Greift eine solche Panik um sich, können keine der drei bereits skizzierten
Optionen noch etwas ausrichten und also dem russischen Staat dabei helfen,
den finanziellen Engpass zu überstehen.
Am 14. Januar hielt Premierminister Dmitri Medwedjew im Rahmen der
Wirtschaftskonferenz Gaidar Forum eine viel beachtete Rede. Er kündigte an,
dass Russland den Mittelweg gehen werde, und bat alle, es in dieser
Entscheidung zu unterstützen, um just die aufkommende Panik zu ersticken.
Er beendete seine Rede mit dem berühmten Zitat von Franklin D. Roosevelt
von 1933: „Das Einzige, das wir zu fürchten haben, ist die Furcht selbst.“
Die russische Regierung, sagte Medwedjew, habe keine Angst.
Doch ob Statements aus dem Kreml ausreichen, eine Panik zu verhindern? Der
Rede Medwedjews zumindest ist das noch nicht gelungen. Sie machte vielmehr
deutlich, wie viele Leute damit rechnen, dass die Panik erst noch kommen
wird. Wir haben es also mit einer Panik vor der Panik zu tun.

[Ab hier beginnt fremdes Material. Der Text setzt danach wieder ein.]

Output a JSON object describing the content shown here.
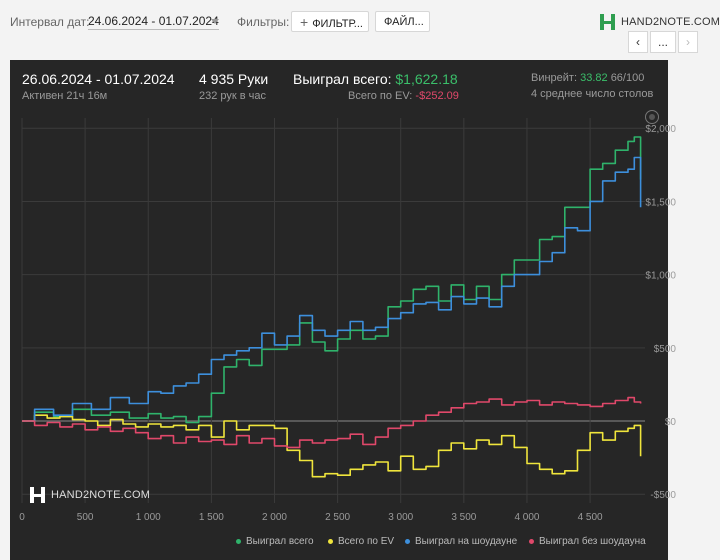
{
  "filters_bar": {
    "interval_label": "Интервал дат:",
    "interval_value": "24.06.2024 - 01.07.2024",
    "filters_label": "Фильтры:",
    "filters_button": "ФИЛЬТР...",
    "files_button": "ФАЙЛ...",
    "logo_text": "HAND2NOTE.COM",
    "nav_prev": "‹",
    "nav_more": "...",
    "nav_next": "›"
  },
  "stats": {
    "session_dates": "26.06.2024 - 01.07.2024",
    "active_time": "Активен 21ч 16м",
    "hands": "4 935 Руки",
    "hands_per_hour": "232 рук в час",
    "won_total_label": "Выиграл всего:",
    "won_total_value": "$1,622.18",
    "ev_label": "Всего по EV:",
    "ev_value": "-$252.09",
    "winrate_label": "Винрейт:",
    "winrate_value": "33.82",
    "winrate_hands": "66/100",
    "avg_tables": "4 среднее число столов"
  },
  "colors": {
    "won_total": "#2fb36b",
    "ev": "#f0e53c",
    "showdown": "#3d8fdc",
    "non_showdown": "#e0486a"
  },
  "watermark": "HAND2NOTE.COM",
  "chart_data": {
    "type": "line",
    "xlabel": "",
    "ylabel": "",
    "xlim": [
      0,
      4935
    ],
    "ylim": [
      -560,
      2070
    ],
    "x_ticks": [
      0,
      500,
      1000,
      1500,
      2000,
      2500,
      3000,
      3500,
      4000,
      4500
    ],
    "x_tick_labels": [
      "0",
      "500",
      "1 000",
      "1 500",
      "2 000",
      "2 500",
      "3 000",
      "3 500",
      "4 000",
      "4 500"
    ],
    "y_ticks": [
      -500,
      0,
      500,
      1000,
      1500,
      2000
    ],
    "y_tick_labels": [
      "-$500",
      "$0",
      "$500",
      "$1,000",
      "$1,500",
      "$2,000"
    ],
    "grid": true,
    "legend": "bottom-right",
    "series": [
      {
        "name": "Выиграл всего",
        "color": "#2fb36b",
        "x": [
          0,
          100,
          250,
          400,
          550,
          700,
          850,
          1000,
          1100,
          1200,
          1300,
          1400,
          1500,
          1600,
          1700,
          1800,
          1900,
          2000,
          2100,
          2200,
          2300,
          2400,
          2500,
          2600,
          2700,
          2800,
          2900,
          3000,
          3100,
          3200,
          3300,
          3400,
          3500,
          3600,
          3700,
          3800,
          3900,
          4000,
          4100,
          4200,
          4300,
          4400,
          4500,
          4600,
          4700,
          4800,
          4850,
          4900
        ],
        "y": [
          0,
          60,
          30,
          80,
          40,
          60,
          20,
          50,
          20,
          30,
          -10,
          30,
          190,
          370,
          420,
          380,
          490,
          490,
          520,
          670,
          540,
          480,
          560,
          620,
          560,
          580,
          780,
          820,
          900,
          920,
          820,
          930,
          830,
          920,
          830,
          1000,
          1100,
          1100,
          1240,
          1260,
          1460,
          1460,
          1720,
          1760,
          1850,
          1910,
          1940,
          1650
        ]
      },
      {
        "name": "Всего по EV",
        "color": "#f0e53c",
        "x": [
          0,
          100,
          200,
          300,
          400,
          500,
          600,
          700,
          800,
          900,
          1000,
          1100,
          1200,
          1300,
          1400,
          1500,
          1600,
          1700,
          1800,
          1900,
          2000,
          2100,
          2200,
          2300,
          2400,
          2500,
          2600,
          2700,
          2800,
          2900,
          3000,
          3100,
          3200,
          3300,
          3400,
          3500,
          3600,
          3700,
          3800,
          3900,
          4000,
          4100,
          4200,
          4300,
          4400,
          4500,
          4600,
          4700,
          4800,
          4850,
          4900
        ],
        "y": [
          0,
          40,
          20,
          30,
          10,
          0,
          -30,
          10,
          -20,
          -40,
          -20,
          -40,
          -30,
          -60,
          -30,
          -110,
          0,
          -60,
          -30,
          -30,
          -50,
          -200,
          -270,
          -380,
          -360,
          -370,
          -330,
          -300,
          -280,
          -340,
          -240,
          -330,
          -310,
          -200,
          -150,
          -190,
          -130,
          -160,
          -100,
          -180,
          -290,
          -330,
          -360,
          -340,
          -200,
          -80,
          -130,
          -70,
          -50,
          -30,
          -240
        ]
      },
      {
        "name": "Выиграл на шоудауне",
        "color": "#3d8fdc",
        "x": [
          0,
          100,
          250,
          400,
          550,
          700,
          850,
          1000,
          1100,
          1200,
          1300,
          1400,
          1500,
          1600,
          1700,
          1800,
          1900,
          2000,
          2100,
          2200,
          2300,
          2400,
          2500,
          2600,
          2700,
          2800,
          2900,
          3000,
          3100,
          3200,
          3300,
          3400,
          3500,
          3600,
          3700,
          3800,
          3900,
          4000,
          4100,
          4200,
          4300,
          4400,
          4500,
          4600,
          4700,
          4800,
          4850,
          4900
        ],
        "y": [
          0,
          80,
          40,
          120,
          80,
          160,
          120,
          200,
          190,
          240,
          260,
          320,
          420,
          450,
          480,
          500,
          600,
          520,
          580,
          720,
          620,
          580,
          620,
          680,
          620,
          640,
          700,
          740,
          800,
          810,
          760,
          850,
          800,
          840,
          780,
          920,
          1000,
          1000,
          1090,
          1150,
          1320,
          1300,
          1500,
          1640,
          1700,
          1720,
          1800,
          1460
        ]
      },
      {
        "name": "Выиграл без шоудауна",
        "color": "#e0486a",
        "x": [
          0,
          100,
          200,
          300,
          400,
          500,
          600,
          700,
          800,
          900,
          1000,
          1100,
          1200,
          1300,
          1400,
          1500,
          1600,
          1700,
          1800,
          1900,
          2000,
          2100,
          2200,
          2300,
          2400,
          2500,
          2600,
          2700,
          2800,
          2900,
          3000,
          3100,
          3200,
          3300,
          3400,
          3500,
          3600,
          3700,
          3800,
          3900,
          4000,
          4100,
          4200,
          4300,
          4400,
          4500,
          4600,
          4700,
          4800,
          4850,
          4900
        ],
        "y": [
          0,
          -30,
          -10,
          -40,
          -20,
          -60,
          -40,
          -70,
          -50,
          -80,
          -120,
          -100,
          -150,
          -110,
          -140,
          -130,
          -160,
          -100,
          -150,
          -120,
          -170,
          -180,
          -130,
          -150,
          -130,
          -120,
          -90,
          -160,
          -110,
          -50,
          -30,
          0,
          40,
          60,
          90,
          120,
          130,
          150,
          110,
          130,
          140,
          110,
          130,
          120,
          110,
          100,
          120,
          140,
          160,
          130,
          120
        ]
      }
    ]
  }
}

Putin versucht nun, diese Panik vor der Panik einzuhegen, und zwar mit
Maßnahmen, die er für eine sorgsam abgewogene, aber starke und klare
Außenpolitik hält. Die Entscheidung, die sogenannte South-Stream-Pipeline –
die Gas und Öl aus dem Schwarzen Meer von Russland nach Bulgarien
transportieren sollte, nun aber von Bulgarien im Zuge der Sanktionen
blockiert wird – durch eine Pipeline zu ersetzen, die von Russland in die
Türkei geht, ist ein erster Schritt in diese Richtung.

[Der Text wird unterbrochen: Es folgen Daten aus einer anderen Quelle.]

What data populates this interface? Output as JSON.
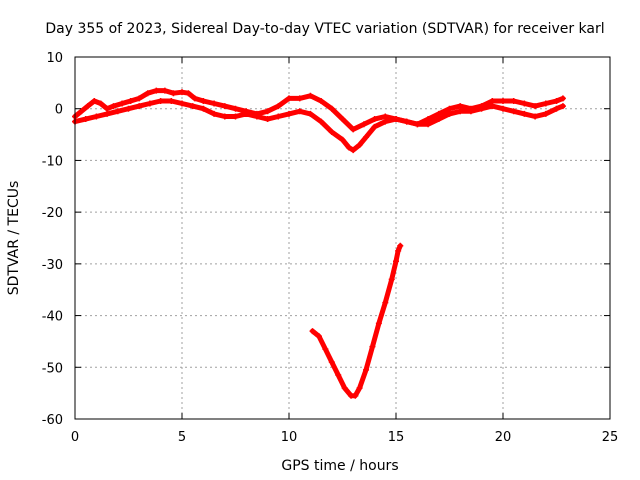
{
  "chart_data": {
    "type": "scatter",
    "title": "Day 355 of 2023, Sidereal Day-to-day VTEC variation (SDTVAR) for receiver karl",
    "xlabel": "GPS time / hours",
    "ylabel": "SDTVAR / TECUs",
    "xlim": [
      0,
      25
    ],
    "ylim": [
      -60,
      10
    ],
    "xticks": [
      0,
      5,
      10,
      15,
      20,
      25
    ],
    "yticks": [
      10,
      0,
      -10,
      -20,
      -30,
      -40,
      -50,
      -60
    ],
    "grid": true,
    "series_color": "#ff0000",
    "series": [
      {
        "name": "upper-track",
        "points": [
          [
            0.0,
            -1.5
          ],
          [
            0.3,
            -0.5
          ],
          [
            0.6,
            0.5
          ],
          [
            0.9,
            1.5
          ],
          [
            1.2,
            1.0
          ],
          [
            1.5,
            0.0
          ],
          [
            1.8,
            0.5
          ],
          [
            2.2,
            1.0
          ],
          [
            2.6,
            1.5
          ],
          [
            3.0,
            2.0
          ],
          [
            3.4,
            3.0
          ],
          [
            3.8,
            3.5
          ],
          [
            4.2,
            3.5
          ],
          [
            4.6,
            3.0
          ],
          [
            5.0,
            3.2
          ],
          [
            5.3,
            3.0
          ],
          [
            5.6,
            2.0
          ],
          [
            6.0,
            1.5
          ],
          [
            6.5,
            1.0
          ],
          [
            7.0,
            0.5
          ],
          [
            7.5,
            0.0
          ],
          [
            8.0,
            -0.5
          ],
          [
            8.5,
            -1.0
          ],
          [
            9.0,
            -0.5
          ],
          [
            9.5,
            0.5
          ],
          [
            10.0,
            2.0
          ],
          [
            10.5,
            2.0
          ],
          [
            11.0,
            2.5
          ],
          [
            11.5,
            1.5
          ],
          [
            12.0,
            0.0
          ],
          [
            12.5,
            -2.0
          ],
          [
            13.0,
            -4.0
          ],
          [
            13.5,
            -3.0
          ],
          [
            14.0,
            -2.0
          ],
          [
            14.5,
            -1.5
          ],
          [
            15.0,
            -2.0
          ],
          [
            15.5,
            -2.5
          ],
          [
            16.0,
            -3.0
          ],
          [
            16.5,
            -2.0
          ],
          [
            17.0,
            -1.0
          ],
          [
            17.5,
            0.0
          ],
          [
            18.0,
            0.5
          ],
          [
            18.5,
            0.0
          ],
          [
            19.0,
            0.5
          ],
          [
            19.5,
            1.5
          ],
          [
            20.0,
            1.5
          ],
          [
            20.5,
            1.5
          ],
          [
            21.0,
            1.0
          ],
          [
            21.5,
            0.5
          ],
          [
            22.0,
            1.0
          ],
          [
            22.5,
            1.5
          ],
          [
            22.8,
            2.0
          ]
        ]
      },
      {
        "name": "lower-track",
        "points": [
          [
            0.0,
            -2.5
          ],
          [
            0.5,
            -2.0
          ],
          [
            1.0,
            -1.5
          ],
          [
            1.5,
            -1.0
          ],
          [
            2.0,
            -0.5
          ],
          [
            2.5,
            0.0
          ],
          [
            3.0,
            0.5
          ],
          [
            3.5,
            1.0
          ],
          [
            4.0,
            1.5
          ],
          [
            4.5,
            1.5
          ],
          [
            5.0,
            1.0
          ],
          [
            5.5,
            0.5
          ],
          [
            6.0,
            0.0
          ],
          [
            6.5,
            -1.0
          ],
          [
            7.0,
            -1.5
          ],
          [
            7.5,
            -1.5
          ],
          [
            8.0,
            -1.0
          ],
          [
            8.5,
            -1.5
          ],
          [
            9.0,
            -2.0
          ],
          [
            9.5,
            -1.5
          ],
          [
            10.0,
            -1.0
          ],
          [
            10.5,
            -0.5
          ],
          [
            11.0,
            -1.0
          ],
          [
            11.5,
            -2.5
          ],
          [
            12.0,
            -4.5
          ],
          [
            12.5,
            -6.0
          ],
          [
            12.8,
            -7.5
          ],
          [
            13.0,
            -8.0
          ],
          [
            13.3,
            -7.0
          ],
          [
            13.6,
            -5.5
          ],
          [
            14.0,
            -3.5
          ],
          [
            14.5,
            -2.5
          ],
          [
            15.0,
            -2.0
          ],
          [
            15.5,
            -2.5
          ],
          [
            16.0,
            -3.0
          ],
          [
            16.5,
            -3.0
          ],
          [
            17.0,
            -2.0
          ],
          [
            17.5,
            -1.0
          ],
          [
            18.0,
            -0.5
          ],
          [
            18.5,
            -0.5
          ],
          [
            19.0,
            0.0
          ],
          [
            19.5,
            0.5
          ],
          [
            20.0,
            0.0
          ],
          [
            20.5,
            -0.5
          ],
          [
            21.0,
            -1.0
          ],
          [
            21.5,
            -1.5
          ],
          [
            22.0,
            -1.0
          ],
          [
            22.5,
            0.0
          ],
          [
            22.8,
            0.5
          ]
        ]
      },
      {
        "name": "dip-arc",
        "points": [
          [
            11.1,
            -43.0
          ],
          [
            11.4,
            -44.0
          ],
          [
            11.7,
            -46.5
          ],
          [
            12.0,
            -49.0
          ],
          [
            12.3,
            -51.5
          ],
          [
            12.6,
            -54.0
          ],
          [
            12.9,
            -55.5
          ],
          [
            13.1,
            -55.5
          ],
          [
            13.3,
            -54.0
          ],
          [
            13.6,
            -50.5
          ],
          [
            13.9,
            -46.0
          ],
          [
            14.2,
            -41.5
          ],
          [
            14.5,
            -37.5
          ],
          [
            14.8,
            -33.0
          ],
          [
            15.0,
            -29.5
          ],
          [
            15.1,
            -27.5
          ],
          [
            15.2,
            -26.5
          ]
        ]
      }
    ]
  }
}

## Eine Pipeline mit China
Beide Pipelines tun der Ukraine finanziell weh, denn sie umgehen jeweils
ihr Terrain. Damit entfallen für sie die mit einem Transit einhergehenden
Einnahmen. Die Türkei hingegen wird mit dem gemeinsamen Energieprojekt zu
einem wichtigen Verbündeten Russlands aufgewertet.
Ein zweiter Schritt war die Entscheidung, sich mit China und anderen
Ländern zu einigen, in Währungsgeschäfte mit deren eigenen Währungen
einzutreten, um so die Fluktuation des Dollars zu umgehen. Ein Ergebnis
dieser Geschäfte ist der Bau einer Pipeline durch Sibirien bis
Nordostasien, die finanziell von China massiv gefördert wird. Auch so
lassen sich die Sanktionen umgehen.
Ein dritter Schritt besteht in der Ankündigung, dass
S-300-Flugabwehrraketen in den Iran verlegt werden. Lange versprochen,
hatte Russland diese Vereinbarung 2010 auf Eis gelegt – auf Druck des
Westens hin. Nun aber schickt Russland sich an, seiner Zusage von damals
nachzukommen. Das erlaubt Russland, Irans Einschluss in den
Entscheidungsprozess in Westasien zu befördern.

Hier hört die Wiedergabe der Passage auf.